Welchen Einfluss bekommt Markus Söder?

Die CSU hat ein entscheidendes Wort mitzureden. Ohne oder gar gegen Parteichef Markus Söder kann niemand die Fraktion anführen. Eigentlich wollte er schon diesmal antreten. Er wird erste Pflöcke einrammen, um wenigstens 2025 zum Zuge zu kommen. Er wird versuchen, Laschet abzudrängen und mit dessen Nachfolger einen Kompromiss zu erzielen.

Bleibt Annalena Baerbock die mächtigste Grüne?

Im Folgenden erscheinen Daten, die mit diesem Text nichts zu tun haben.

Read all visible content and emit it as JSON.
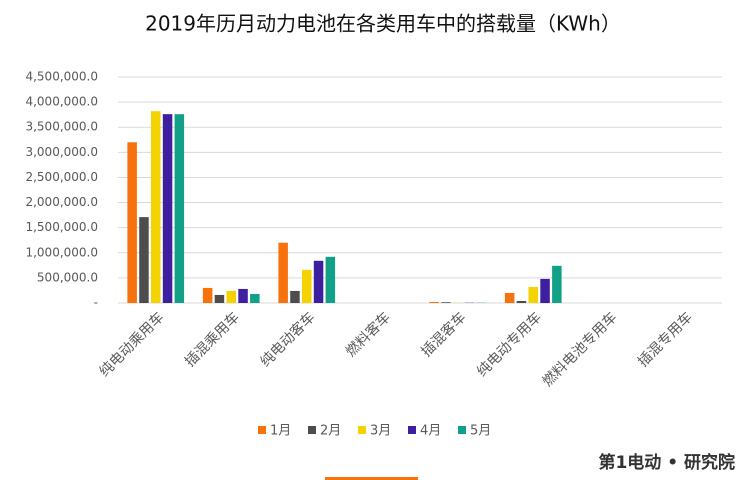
{
  "chart_data": {
    "type": "bar",
    "title": "2019年历月动力电池在各类用车中的搭载量（KWh）",
    "categories": [
      "纯电动乘用车",
      "插混乘用车",
      "纯电动客车",
      "燃料客车",
      "插混客车",
      "纯电动专用车",
      "燃料电池专用车",
      "插混专用车"
    ],
    "series": [
      {
        "name": "1月",
        "color": "#f7710c",
        "values": [
          3200000,
          300000,
          1200000,
          0,
          20000,
          200000,
          0,
          0
        ]
      },
      {
        "name": "2月",
        "color": "#4d4d4d",
        "values": [
          1710000,
          160000,
          240000,
          0,
          15000,
          40000,
          0,
          0
        ]
      },
      {
        "name": "3月",
        "color": "#f5d300",
        "values": [
          3820000,
          240000,
          660000,
          0,
          5000,
          320000,
          0,
          0
        ]
      },
      {
        "name": "4月",
        "color": "#3e1fa0",
        "values": [
          3760000,
          280000,
          840000,
          0,
          5000,
          480000,
          0,
          0
        ]
      },
      {
        "name": "5月",
        "color": "#12a087",
        "values": [
          3760000,
          180000,
          920000,
          0,
          5000,
          740000,
          0,
          0
        ]
      }
    ],
    "ylim": [
      0,
      4500000
    ],
    "yticks": [
      {
        "value": 0,
        "label": "-"
      },
      {
        "value": 500000,
        "label": "500,000.0"
      },
      {
        "value": 1000000,
        "label": "1,000,000.0"
      },
      {
        "value": 1500000,
        "label": "1,500,000.0"
      },
      {
        "value": 2000000,
        "label": "2,000,000.0"
      },
      {
        "value": 2500000,
        "label": "2,500,000.0"
      },
      {
        "value": 3000000,
        "label": "3,000,000.0"
      },
      {
        "value": 3500000,
        "label": "3,500,000.0"
      },
      {
        "value": 4000000,
        "label": "4,000,000.0"
      },
      {
        "value": 4500000,
        "label": "4,500,000.0"
      }
    ],
    "grid": true,
    "legend": "bottom"
  },
  "footer": {
    "logo": "第1电动 • 研究院"
  }
}
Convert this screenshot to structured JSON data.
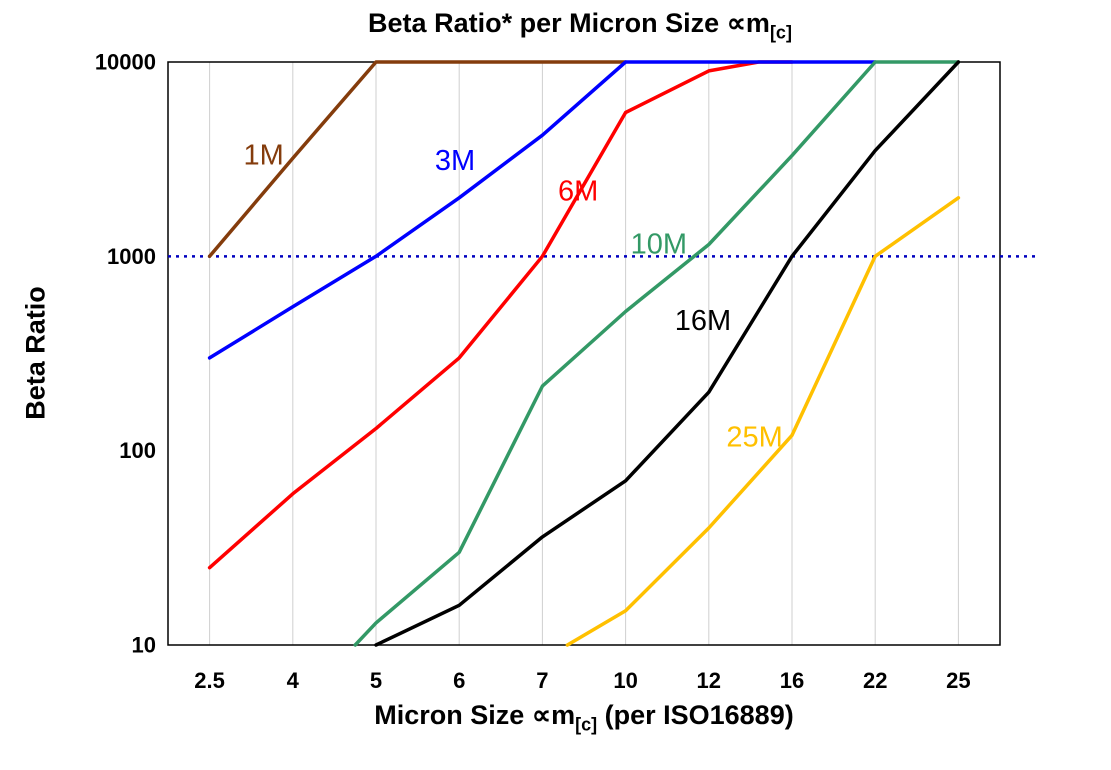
{
  "chart": {
    "title_pre": "Beta Ratio* per Micron Size ∝m",
    "title_sub": "[c]",
    "y_axis": {
      "label": "Beta Ratio"
    },
    "x_axis": {
      "label_pre": "Micron Size ∝m",
      "label_sub": "[c]",
      "label_post": " (per ISO16889)"
    }
  },
  "chart_data": {
    "type": "line",
    "title": "Beta Ratio* per Micron Size ∝m[c]",
    "xlabel": "Micron Size ∝m[c] (per ISO16889)",
    "ylabel": "Beta Ratio",
    "x_categories": [
      "2.5",
      "4",
      "5",
      "6",
      "7",
      "10",
      "12",
      "16",
      "22",
      "25"
    ],
    "y_scale": "log",
    "ylim": [
      10,
      10000
    ],
    "y_ticks": [
      10,
      100,
      1000,
      10000
    ],
    "grid": "vertical-light",
    "legend": "inline-data-labels",
    "reference_line": {
      "y": 1000,
      "color": "#0000BF",
      "style": "dotted"
    },
    "index_note": "series points are [x_category_index, beta_ratio]; fractional index = position between tick marks",
    "series": [
      {
        "name": "6M",
        "color": "#FF0000",
        "points": [
          [
            0,
            25
          ],
          [
            1,
            60
          ],
          [
            2,
            130
          ],
          [
            3,
            300
          ],
          [
            4,
            1000
          ],
          [
            5,
            5500
          ],
          [
            6,
            9000
          ],
          [
            6.6,
            10000
          ],
          [
            7,
            10000
          ]
        ],
        "label_at": [
          4.43,
          2150
        ]
      },
      {
        "name": "1M",
        "color": "#843C0C",
        "points": [
          [
            0,
            1000
          ],
          [
            1,
            3200
          ],
          [
            2,
            10000
          ],
          [
            5,
            10000
          ]
        ],
        "label_at": [
          0.65,
          3300
        ]
      },
      {
        "name": "3M",
        "color": "#0000FF",
        "points": [
          [
            0,
            300
          ],
          [
            1,
            550
          ],
          [
            2,
            1000
          ],
          [
            3,
            2000
          ],
          [
            4,
            4200
          ],
          [
            5,
            10000
          ],
          [
            8,
            10000
          ]
        ],
        "label_at": [
          2.95,
          3100
        ]
      },
      {
        "name": "10M",
        "color": "#339966",
        "points": [
          [
            1.75,
            10
          ],
          [
            2,
            13
          ],
          [
            3,
            30
          ],
          [
            4,
            215
          ],
          [
            5,
            520
          ],
          [
            6,
            1150
          ],
          [
            7,
            3300
          ],
          [
            8,
            10000
          ],
          [
            9,
            10000
          ]
        ],
        "label_at": [
          5.4,
          1150
        ]
      },
      {
        "name": "16M",
        "color": "#000000",
        "points": [
          [
            2,
            10
          ],
          [
            3,
            16
          ],
          [
            4,
            36
          ],
          [
            5,
            70
          ],
          [
            6,
            200
          ],
          [
            7,
            1000
          ],
          [
            8,
            3500
          ],
          [
            9,
            10000
          ]
        ],
        "label_at": [
          5.93,
          465
        ]
      },
      {
        "name": "25M",
        "color": "#FFC000",
        "points": [
          [
            4.3,
            10
          ],
          [
            5,
            15
          ],
          [
            6,
            40
          ],
          [
            7,
            120
          ],
          [
            8,
            1000
          ],
          [
            9,
            2000
          ]
        ],
        "label_at": [
          6.55,
          117
        ]
      }
    ]
  }
}
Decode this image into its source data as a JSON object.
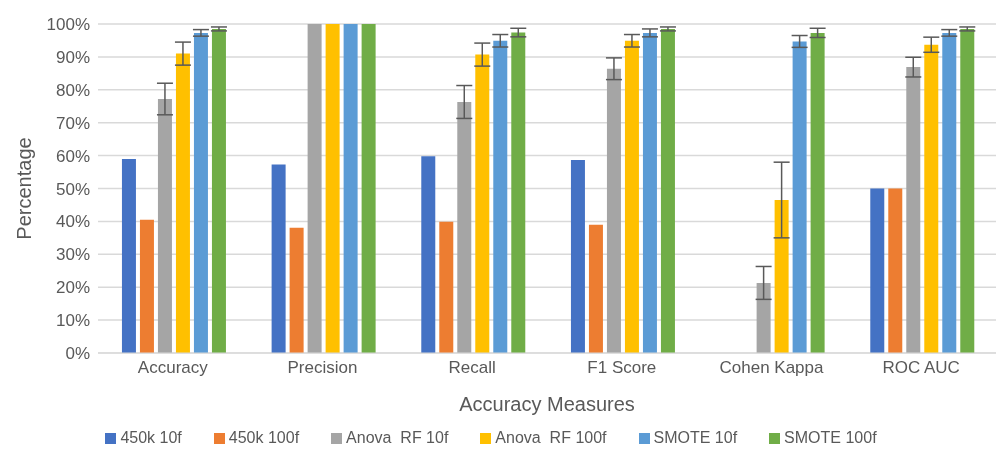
{
  "chart_data": {
    "type": "bar",
    "xlabel": "Accuracy Measures",
    "ylabel": "Percentage",
    "categories": [
      "Accuracy",
      "Precision",
      "Recall",
      "F1 Score",
      "Cohen Kappa",
      "ROC AUC"
    ],
    "series": [
      {
        "name": "450k 10f",
        "color": "#4472c4",
        "values": [
          59,
          57.3,
          59.8,
          58.7,
          null,
          50
        ]
      },
      {
        "name": "450k 100f",
        "color": "#ed7d31",
        "values": [
          40.5,
          38.1,
          39.9,
          39,
          null,
          50
        ]
      },
      {
        "name": "Anova  RF 10f",
        "color": "#a5a5a5",
        "values": [
          77.2,
          100,
          76.3,
          86.4,
          21.3,
          86.9
        ],
        "errors": [
          4.8,
          null,
          5,
          3.3,
          5,
          3
        ]
      },
      {
        "name": "Anova  RF 100f",
        "color": "#ffc000",
        "values": [
          91,
          100,
          90.7,
          94.9,
          46.5,
          93.7
        ],
        "errors": [
          3.5,
          null,
          3.5,
          1.9,
          11.5,
          2.3
        ]
      },
      {
        "name": "SMOTE 10f",
        "color": "#5b9bd5",
        "values": [
          97.3,
          100,
          94.9,
          97.3,
          94.7,
          97.3
        ],
        "errors": [
          1,
          null,
          1.9,
          1.2,
          1.8,
          1
        ]
      },
      {
        "name": "SMOTE 100f",
        "color": "#70ad47",
        "values": [
          98.5,
          100,
          97.4,
          98.5,
          97.3,
          98.5
        ],
        "errors": [
          0.6,
          null,
          1.3,
          0.6,
          1.4,
          0.6
        ]
      }
    ],
    "ylim": [
      0,
      100
    ],
    "yticks": [
      {
        "value": 0,
        "label": "0%"
      },
      {
        "value": 10,
        "label": "10%"
      },
      {
        "value": 20,
        "label": "20%"
      },
      {
        "value": 30,
        "label": "30%"
      },
      {
        "value": 40,
        "label": "40%"
      },
      {
        "value": 50,
        "label": "50%"
      },
      {
        "value": 60,
        "label": "60%"
      },
      {
        "value": 70,
        "label": "70%"
      },
      {
        "value": 80,
        "label": "80%"
      },
      {
        "value": 90,
        "label": "90%"
      },
      {
        "value": 100,
        "label": "100%"
      }
    ],
    "grid": "y",
    "legend": "bottom"
  }
}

Sie ist geschwächt. Ihr Plan ging nicht auf, die Partei in die Mitte der Gesellschaft zu führen. Unvergessen ist auch, dass sie ihre Nebeneinkünfte nicht regelgerecht gemeldet hat, ihren Lebenslauf aufgehübscht hat und bei einem Buch zahlreicher Plagiate überführt wurde.

Sie hat aber gute Chancen auf einen Ministerposten im Kabinett Laschet – und sich zu profilieren. Zumal: Mit ihr an der Spitze hat die Partei ihren Stimmenanteil fast verdoppelt.